Last bills signed for UW projects
Priority: UW-Madison engineering building
The University of Wisconsin-Madison is getting a new engineering building, a widely supported project ensnared for months in a broader political negotiation over campus diversity programs.
Democratic Gov. Tony Evers on Wednesday signed into law nearly $700 million for UW System building projects, including $200 million in state money for a $347 million engineering building. He also signed two bills changing the way the MinnesotaWisconsin tuition reciprocity agreement is managed, which will send more money to UW campuses instead of funneling into the state’s general fund.
The bills were the final pieces in a sweeping agreement struck between the UW System and the Republicancontrolled Legislature, which held up the engineering building, employee pay raises and other UW priorities.
“I don’t think any of us would want the budget process to regularly look the way it did this year,” Chancellor Jennifer Mnookin told the Milwaukee Journal Sentinel.
“This was a long haul and hard process, though at the end of the day, I think we got to a terrific place.

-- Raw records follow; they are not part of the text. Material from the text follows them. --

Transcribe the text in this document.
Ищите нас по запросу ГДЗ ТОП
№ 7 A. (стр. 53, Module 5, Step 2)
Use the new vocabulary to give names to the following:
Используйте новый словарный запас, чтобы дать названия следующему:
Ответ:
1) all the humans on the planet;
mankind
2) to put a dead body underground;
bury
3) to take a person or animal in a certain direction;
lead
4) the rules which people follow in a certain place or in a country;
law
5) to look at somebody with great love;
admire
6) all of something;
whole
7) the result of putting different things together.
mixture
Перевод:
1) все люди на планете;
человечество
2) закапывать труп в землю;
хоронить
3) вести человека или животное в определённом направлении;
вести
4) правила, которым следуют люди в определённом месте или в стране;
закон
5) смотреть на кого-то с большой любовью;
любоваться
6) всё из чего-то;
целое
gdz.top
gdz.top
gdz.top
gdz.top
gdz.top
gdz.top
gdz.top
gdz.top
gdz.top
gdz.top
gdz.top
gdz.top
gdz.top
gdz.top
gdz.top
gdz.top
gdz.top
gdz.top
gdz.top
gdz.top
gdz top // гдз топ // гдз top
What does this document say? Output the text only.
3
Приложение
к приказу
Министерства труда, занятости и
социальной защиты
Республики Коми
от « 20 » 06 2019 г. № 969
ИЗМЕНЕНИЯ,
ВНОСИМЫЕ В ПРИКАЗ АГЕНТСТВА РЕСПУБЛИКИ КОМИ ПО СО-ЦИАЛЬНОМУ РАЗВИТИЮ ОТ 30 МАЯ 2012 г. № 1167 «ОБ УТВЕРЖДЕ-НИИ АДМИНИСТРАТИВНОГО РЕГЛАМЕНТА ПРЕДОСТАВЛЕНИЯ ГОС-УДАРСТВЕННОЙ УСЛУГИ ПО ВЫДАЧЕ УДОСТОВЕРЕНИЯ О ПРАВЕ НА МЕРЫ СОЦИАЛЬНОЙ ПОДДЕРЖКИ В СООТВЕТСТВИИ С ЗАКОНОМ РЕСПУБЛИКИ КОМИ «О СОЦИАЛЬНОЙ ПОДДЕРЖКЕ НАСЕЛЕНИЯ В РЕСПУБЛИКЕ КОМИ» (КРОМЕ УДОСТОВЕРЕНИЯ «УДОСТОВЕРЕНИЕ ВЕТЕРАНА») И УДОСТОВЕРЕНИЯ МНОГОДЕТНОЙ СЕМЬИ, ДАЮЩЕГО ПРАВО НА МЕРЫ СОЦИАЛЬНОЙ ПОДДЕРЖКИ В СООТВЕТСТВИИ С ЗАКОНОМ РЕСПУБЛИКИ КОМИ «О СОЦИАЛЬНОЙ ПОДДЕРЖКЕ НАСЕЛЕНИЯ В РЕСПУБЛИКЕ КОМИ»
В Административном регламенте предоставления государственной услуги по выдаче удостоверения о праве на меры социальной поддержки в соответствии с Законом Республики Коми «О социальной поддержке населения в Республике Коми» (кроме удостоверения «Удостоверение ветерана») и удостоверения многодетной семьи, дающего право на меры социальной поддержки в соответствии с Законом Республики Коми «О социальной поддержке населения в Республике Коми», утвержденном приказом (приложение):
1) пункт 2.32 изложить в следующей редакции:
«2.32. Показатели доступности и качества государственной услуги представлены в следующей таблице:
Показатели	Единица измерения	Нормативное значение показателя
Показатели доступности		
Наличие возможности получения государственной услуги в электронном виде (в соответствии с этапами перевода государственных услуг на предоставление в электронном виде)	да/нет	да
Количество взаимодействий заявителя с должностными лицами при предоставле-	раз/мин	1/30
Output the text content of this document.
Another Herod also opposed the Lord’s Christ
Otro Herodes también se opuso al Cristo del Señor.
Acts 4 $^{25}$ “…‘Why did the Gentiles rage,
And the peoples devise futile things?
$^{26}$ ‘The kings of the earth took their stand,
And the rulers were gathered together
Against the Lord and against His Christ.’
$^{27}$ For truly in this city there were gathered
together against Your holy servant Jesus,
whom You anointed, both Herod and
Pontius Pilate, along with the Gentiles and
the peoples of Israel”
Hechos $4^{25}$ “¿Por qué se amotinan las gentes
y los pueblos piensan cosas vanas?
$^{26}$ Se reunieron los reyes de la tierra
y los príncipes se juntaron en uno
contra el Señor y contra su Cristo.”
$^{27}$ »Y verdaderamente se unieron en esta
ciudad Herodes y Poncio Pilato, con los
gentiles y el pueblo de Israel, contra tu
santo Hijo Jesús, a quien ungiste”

I really hope that this helps us do a reset that helps us engage differently and better, earlier in the process in a bipartisan way.”
Building became bargaining chip
The building was the highestranked capital priority across the UW System this budget session. It became a bargaining chip when Republicans refused to fund it in the state budget passed last summer.
Their denial came despite broad support from the business community. Lawmakers initially cited cost, not diversity programs, for their rejection even though they approved lowerranked priority projects.
Mnookin and UW System President Jay Rothman came to an agreement last December that would get UWMadison its engineering building, as well as $154 million for dorm renovations at UW-Madison and UW-Whitewater, and nearly $200 million for utility and demolition projects across the UW System.
In exchange, about 43 diversity positions across the UW System will be restructured to serve all students instead of focusing on specific backgrounds. Mnookin said UW-Madison will restructure a little more than 20 positions. Affected individuals have not yet been notified, but the
university is working to hold up its end of the bargain, she said.
Evers weighs in on Legislature’s negotiation with UW
Evers said the UW Board of Regents was put into a difficult position, not wanting to lose any of the donations UW-Madison had already secured to fund its $150 million portion of the engineering project.
“I thought it was a bad negotiation session, but I’m not going to hold anybody accountable for it,” Evers said when asked if the UW Board of Regents should have agreed to the deal or waited on the results of a lawsuit he had filed. “It’s done. They got the raises, they got the building.”
Both Rothman and Mnookin have defended the agreement, saying it doesn’t bend their commitment to diversity.
Others, including some regents, opposed the compromise. They feared it may set a dangerous precedent for future budgets. They also said it sends the wrong message to students of color and others who may struggle to find a sense of belonging on campus.
The UW Regents initially rejected the deal in a surprise 9-8 vote. The board reversed course a few days later.
“It was a mess,” Evers said of the negotiation. “It didn’t have to be a mess, but we got through it.”
How are UW building projects funded?
The state’s budget surplus will be tapped to fund most of the other building projects, which Evers also signed into law Wednesday. About $110 million will come from taxpayer-supported borrowing.
UW-Madison is still working to reach its $150 million fundraising goal, Mnookin said. More than $100 million has been raised so far.
The UW-Madison College of Engineering receives some 8,000 applicants annually but has the space and teaching resources to accept only about 1,200. The new building will allow the state flagship to graduate at least 1,000 more undergraduate engineers annually, as well as hire more faculty and expand research.
Construction is anticipated to begin in 2025, with an opening date targeted for 2028.
Reflecting on one of UW’s most contentious and extended budget sessions in recent memory, Mnookin said the end result − with bipartisan and near unanimous support for the project − was noteworthy.
“That degree of end-of-the-day consensus and agreement is a pretty rare thing and worth celebrating,” she said. “It gives me hope for our collective futures.”